An incantation from the Bīt mēseri corpus indicates that figures of Latarak and Lulal were placed in gates to prevent evil from entering. Šēp lemutti prescribes the preparation of two figures of Latarak and decorating them with "black paste", an unidentified substance represented by the cuneiform signs IM.GI_{6}. It has been noted that darker pigments were typically used for figures of gods, with other examples attested in similar sources including Meslamtaea, Sebitti and Narundi, and lighter for these representing other supernatural beings, such as mythical hybrids or apkallu. Similarly, a section of the text labeled as An Address of Marduk to the Demons by Wilfred G. Lambert (K 4656 + K 9741) prescribes stationing him in the door alongside a number of other deities, including Lulal, Tishpak, the Sebitti and Ishtar.

===Outside Mesopotamia===
Latarak was worshiped in Emar, where a single document mentions him among the deities associated with the city of Tuttul. A ritual calendar mentions a three day long procession held in his honor after the new moon ending the month Abî. A gate named after him, as well as a "great highway" dedicated to him (KASKAL-nu GAL ša ^{d}LÚ.LÀL), possibly a road leading to it, are also attested.

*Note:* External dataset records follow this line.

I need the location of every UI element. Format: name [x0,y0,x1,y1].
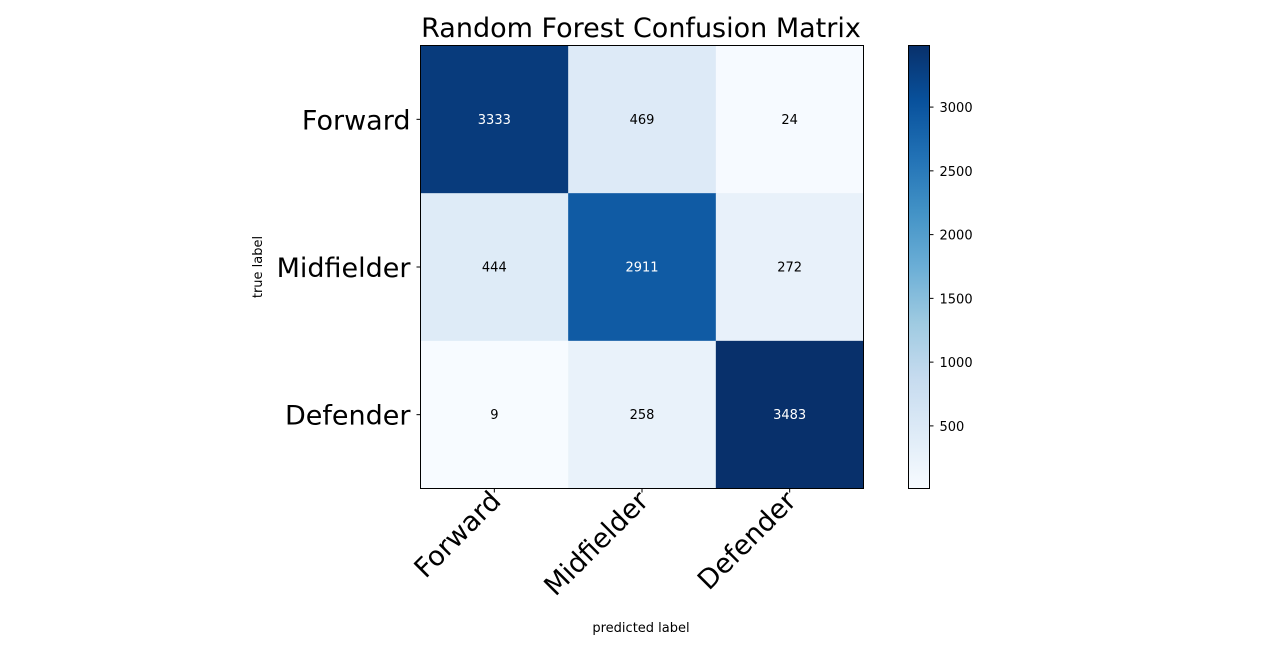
y-axis-ticks: Forward Midfielder Defender [277,105,421,432]
x-tick-label: Midfielder [538,485,655,602]
x-axis-label: predicted label [592,621,689,636]
x-axis-ticks: Forward Midfielder Defender [409,485,804,602]
colorbar-ticks: 500 1000 1500 2000 2500 3000 [929,101,973,435]
cell-value-labels: 3333 469 24 444 2911 272 9 258 3483 [478,113,806,423]
heatmap-cell [420,193,569,342]
heatmap-cell [568,45,717,194]
cell-value-label: 3333 [478,113,511,128]
colorbar-tick-label: 3000 [940,101,973,116]
y-tick-label: Midfielder [277,253,412,284]
colorbar-tick-label: 2500 [940,165,973,180]
heatmap-cell [568,340,717,489]
heatmap-cell [715,45,864,194]
heatmap-cell [420,340,569,489]
cell-value-label: 469 [630,113,655,128]
cell-value-label: 272 [777,261,802,276]
cell-value-label: 24 [781,113,798,128]
cell-value-label: 258 [630,408,655,423]
x-tick-label: Defender [692,485,803,596]
heatmap-cells [420,45,864,489]
y-tick-label: Defender [285,401,411,432]
cell-value-label: 3483 [773,408,806,423]
cell-value-label: 444 [482,261,507,276]
heatmap-cell [420,45,569,194]
colorbar-tick-label: 1000 [940,356,973,371]
colorbar-tick-label: 1500 [940,292,973,307]
cell-value-label: 9 [490,408,498,423]
colorbar-tick-label: 2000 [940,229,973,244]
heatmap-cell [715,340,864,489]
colorbar-tick-label: 500 [940,420,965,435]
heatmap-cell [715,193,864,342]
heatmap-cell [568,193,717,342]
chart-title: Random Forest Confusion Matrix [421,13,861,44]
y-tick-label: Forward [302,105,411,136]
x-tick-label: Forward [409,486,508,585]
y-axis-label: true label [251,236,266,298]
cell-value-label: 2911 [625,261,658,276]
colorbar [908,45,930,489]
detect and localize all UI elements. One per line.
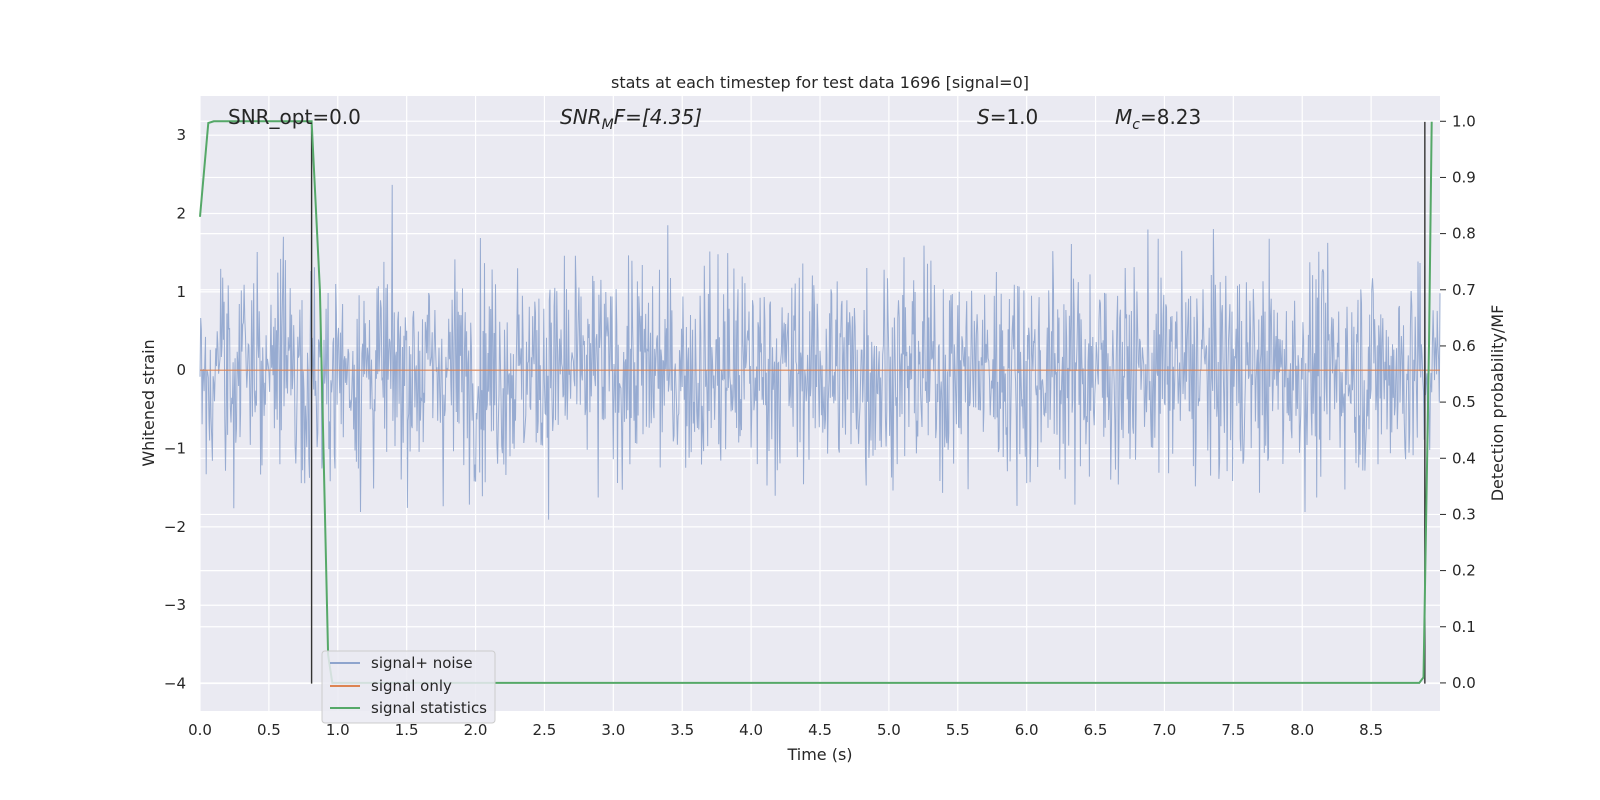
chart-title: stats at each timestep for test data 169… <box>611 73 1029 92</box>
x-tick-label: 6.5 <box>1084 721 1108 739</box>
y-axis-label-right: Detection probability/MF <box>1488 305 1507 502</box>
y-right-tick-label: 0.4 <box>1452 449 1476 467</box>
y-right-tick-label: 0.5 <box>1452 393 1476 411</box>
legend: signal+ noise signal only signal statist… <box>321 650 496 724</box>
legend-box <box>321 650 496 724</box>
y-right-tick-label: 0.0 <box>1452 674 1476 692</box>
annotation-mc-rest: =8.23 <box>1140 105 1201 129</box>
y-left-ticks: 3 2 1 0 −1 −2 −3 −4 <box>164 126 186 692</box>
y-right-tick-label: 0.7 <box>1452 281 1476 299</box>
y-right-ticks: 1.0 0.9 0.8 0.7 0.6 0.5 0.4 0.3 0.2 0.1 0.0 <box>1440 112 1476 692</box>
y-right-tick-label: 0.6 <box>1452 337 1476 355</box>
annotation-mc-base: M <box>1115 105 1132 129</box>
y-left-tick-label: −3 <box>164 596 186 614</box>
y-left-tick-label: −4 <box>164 675 186 693</box>
x-tick-label: 7.0 <box>1153 721 1177 739</box>
x-tick-label: 3.0 <box>601 721 625 739</box>
annotation-snr-mf-base: SNR <box>560 105 602 129</box>
x-axis-label: Time (s) <box>786 745 852 764</box>
legend-label-signal-only: signal only <box>371 677 452 695</box>
x-axis-ticks: 0.0 0.5 1.0 1.5 2.0 2.5 3.0 3.5 4.0 4.5 5.0 5.5 6.0 6… <box>188 721 1383 739</box>
y-left-tick-label: 3 <box>176 126 186 144</box>
annotation-snr-mf-rest: F=[4.35] <box>614 105 702 129</box>
annotation-mc: Mc=8.23 <box>1115 105 1201 133</box>
y-left-tick-label: −1 <box>164 440 186 458</box>
y-left-tick-label: 2 <box>176 205 186 223</box>
x-tick-label: 8.0 <box>1290 721 1314 739</box>
annotation-mc-sub: c <box>1132 117 1140 133</box>
annotation-snr-mf-sub: M <box>602 117 614 133</box>
x-tick-label: 3.5 <box>670 721 694 739</box>
x-tick-label: 1.0 <box>326 721 350 739</box>
annotation-snr-opt: SNR_opt=0.0 <box>228 105 361 129</box>
signal-noise-line <box>199 184 1441 520</box>
annotation-s: S=1.0 <box>977 105 1038 129</box>
x-tick-label: 4.0 <box>739 721 763 739</box>
x-tick-label: 5.0 <box>877 721 901 739</box>
x-tick-label: 2.5 <box>533 721 557 739</box>
y-right-tick-label: 1.0 <box>1452 112 1476 130</box>
noise-series <box>199 184 1441 520</box>
y-right-tick-label: 0.3 <box>1452 505 1476 523</box>
annotation-s-rest: =1.0 <box>990 105 1039 129</box>
x-tick-label: 0.5 <box>257 721 281 739</box>
y-right-tick-label: 0.1 <box>1452 618 1476 636</box>
y-left-tick-label: 0 <box>176 361 186 379</box>
legend-label-signal-noise: signal+ noise <box>371 654 473 672</box>
x-tick-label: 5.5 <box>946 721 970 739</box>
x-tick-label: 1.5 <box>395 721 419 739</box>
x-tick-label: 2.0 <box>464 721 488 739</box>
x-tick-label: 4.5 <box>808 721 832 739</box>
x-tick-label: 8.5 <box>1359 721 1383 739</box>
y-right-tick-label: 0.2 <box>1452 562 1476 580</box>
x-tick-label: 6.0 <box>1015 721 1039 739</box>
legend-label-signal-statistics: signal statistics <box>371 699 487 717</box>
y-right-tick-label: 0.9 <box>1452 168 1476 186</box>
annotation-s-italic: S <box>977 105 990 129</box>
x-tick-label: 0.0 <box>188 721 212 739</box>
annotation-snr-mf: SNRMF=[4.35] <box>560 105 702 133</box>
y-left-tick-label: −2 <box>164 518 186 536</box>
y-left-tick-label: 1 <box>176 283 186 301</box>
y-right-tick-label: 0.8 <box>1452 225 1476 243</box>
y-axis-label-left: Whitened strain <box>139 339 158 466</box>
x-tick-label: 7.5 <box>1221 721 1245 739</box>
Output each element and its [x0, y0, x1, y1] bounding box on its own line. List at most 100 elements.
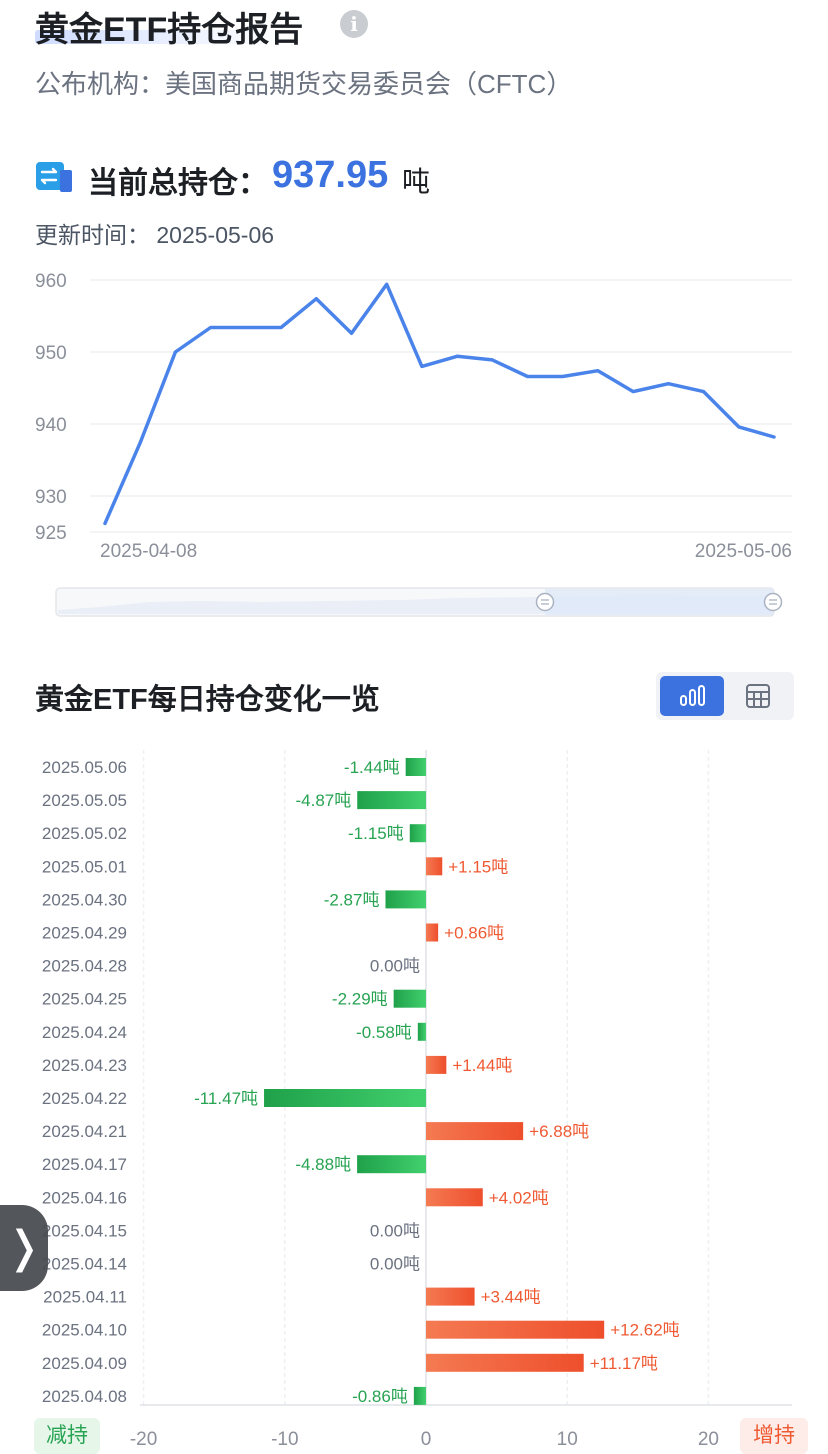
change-bar[interactable] [357, 1155, 426, 1174]
change-bar[interactable] [426, 1287, 475, 1306]
slider-handle-left[interactable] [535, 592, 555, 612]
y-tick-label: 960 [35, 271, 67, 292]
total-holding-unit: 吨 [402, 166, 431, 197]
y-tick-label: 925 [35, 523, 67, 544]
change-bar[interactable] [357, 791, 426, 810]
change-value-label: +0.86吨 [444, 924, 504, 943]
change-bar[interactable] [413, 1386, 426, 1405]
expand-panel-button[interactable]: ❭ [0, 1205, 48, 1291]
change-bar[interactable] [393, 989, 426, 1008]
x-tick-label: 10 [557, 1429, 578, 1450]
row-date-label: 2025.04.11 [43, 1288, 127, 1307]
info-icon[interactable]: i [340, 10, 368, 38]
change-value-label: 0.00吨 [370, 957, 420, 976]
change-value-label: -1.15吨 [348, 824, 404, 843]
total-holding-value: 937.95 [272, 154, 389, 196]
change-bar[interactable] [426, 1320, 605, 1339]
x-tick-label: -10 [271, 1429, 298, 1450]
row-date-label: 2025.04.24 [42, 1023, 127, 1042]
row-date-label: 2025.05.06 [42, 758, 127, 777]
change-bar[interactable] [426, 1122, 524, 1141]
row-date-label: 2025.04.30 [42, 890, 127, 909]
row-date-label: 2025.04.22 [42, 1089, 127, 1108]
bar-view-button[interactable] [660, 676, 724, 716]
range-slider[interactable] [55, 587, 783, 617]
change-value-label: 0.00吨 [370, 1255, 420, 1274]
change-value-label: +12.62吨 [610, 1321, 679, 1340]
change-bar[interactable] [426, 1055, 447, 1074]
publisher-text: 公布机构：美国商品期货交易委员会（CFTC） [35, 69, 573, 99]
change-bar[interactable] [426, 923, 439, 942]
row-date-label: 2025.05.01 [42, 857, 127, 876]
row-date-label: 2025.04.28 [42, 957, 127, 976]
increase-legend: 增持 [740, 1418, 808, 1454]
table-icon [746, 684, 770, 708]
exchange-icon [36, 162, 72, 192]
row-date-label: 2025.04.16 [42, 1188, 127, 1207]
change-value-label: -1.44吨 [344, 758, 400, 777]
change-value-label: +3.44吨 [481, 1288, 541, 1307]
update-time: 更新时间： 2025-05-06 [35, 222, 275, 248]
change-value-label: +1.44吨 [452, 1056, 512, 1075]
change-value-label: 0.00吨 [370, 1221, 420, 1240]
bar-chart-icon [680, 685, 705, 706]
row-date-label: 2025.04.29 [42, 924, 127, 943]
change-bar[interactable] [417, 1022, 426, 1041]
x-tick-label: 20 [698, 1429, 719, 1450]
change-bar[interactable] [405, 758, 426, 776]
x-tick-label: 0 [421, 1429, 432, 1450]
x-start-label: 2025-04-08 [100, 541, 197, 562]
title-highlight [35, 30, 280, 44]
page-title: 黄金ETF持仓报告 [35, 2, 304, 51]
daily-change-bar-chart[interactable]: 2025.05.06 -1.44吨 2025.05.05 -4.87吨 2025.05.… [0, 745, 828, 1451]
line-chart-y-ticks: 925 930 940 950 960 [35, 271, 67, 544]
holding-line-chart[interactable]: 925 930 940 950 960 2025-04-08 2025-05-06 [0, 258, 828, 628]
row-date-label: 2025.04.21 [42, 1122, 127, 1141]
section-title: 黄金ETF每日持仓变化一览 [35, 684, 380, 716]
change-value-label: -0.58吨 [356, 1023, 412, 1042]
y-tick-label: 950 [35, 343, 67, 364]
bar-chart-bars: 2025.05.06 -1.44吨 2025.05.05 -4.87吨 2025.05.… [42, 758, 680, 1406]
y-tick-label: 930 [35, 487, 67, 508]
change-value-label: -4.88吨 [295, 1155, 351, 1174]
y-tick-label: 940 [35, 415, 67, 436]
view-toggle [656, 672, 794, 720]
row-date-label: 2025.04.17 [42, 1155, 127, 1174]
bar-chart-x-ticks: -20 -10 0 10 20 [130, 1429, 719, 1450]
change-value-label: +6.88吨 [529, 1122, 589, 1141]
change-value-label: -11.47吨 [194, 1089, 258, 1108]
change-value-label: +1.15吨 [448, 857, 508, 876]
row-date-label: 2025.04.25 [42, 990, 127, 1009]
line-chart-grid [90, 279, 792, 533]
slider-handle-right[interactable] [763, 592, 783, 612]
row-date-label: 2025.04.10 [42, 1321, 127, 1340]
change-value-label: -2.87吨 [324, 890, 380, 909]
total-holding-label: 当前总持仓： [88, 167, 268, 200]
row-date-label: 2025.04.14 [42, 1255, 127, 1274]
row-date-label: 2025.04.23 [42, 1056, 127, 1075]
change-bar[interactable] [264, 1089, 426, 1107]
chevron-right-icon: ❭ [5, 1222, 43, 1273]
change-value-label: +11.17吨 [590, 1354, 658, 1373]
decrease-legend: 减持 [34, 1418, 100, 1454]
change-value-label: -0.86吨 [352, 1387, 408, 1406]
row-date-label: 2025.04.08 [42, 1387, 127, 1406]
row-date-label: 2025.04.15 [42, 1221, 127, 1240]
bar-chart-grid [140, 750, 792, 1406]
x-tick-label: -20 [130, 1429, 157, 1450]
row-date-label: 2025.05.05 [42, 791, 127, 810]
change-value-label: -2.29吨 [332, 990, 388, 1009]
slider-selection[interactable] [545, 589, 773, 615]
row-date-label: 2025.04.09 [42, 1354, 127, 1373]
change-bar[interactable] [426, 1188, 483, 1207]
x-end-label: 2025-05-06 [695, 541, 792, 562]
change-bar[interactable] [426, 1353, 584, 1372]
row-date-label: 2025.05.02 [42, 824, 127, 843]
change-bar[interactable] [426, 857, 443, 876]
holding-series-line [103, 282, 776, 526]
change-value-label: -4.87吨 [295, 791, 351, 810]
change-bar[interactable] [385, 890, 426, 909]
change-value-label: +4.02吨 [489, 1188, 549, 1207]
table-view-button[interactable] [728, 676, 790, 716]
change-bar[interactable] [409, 824, 426, 843]
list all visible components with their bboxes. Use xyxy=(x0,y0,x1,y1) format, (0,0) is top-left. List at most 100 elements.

In a trilingual edition of the Weidner god list from Ugarit, Latarak corresponds to Šarrani in the Hurrian column and to an only partially preserved theonym, restored as Nid[a-] by Aaron Tugendhaft, in the Ugaritic one. However, this text most likely does not reflect religious practice of the period. Furthermore, many entries in the latter two columns are otherwise unattested.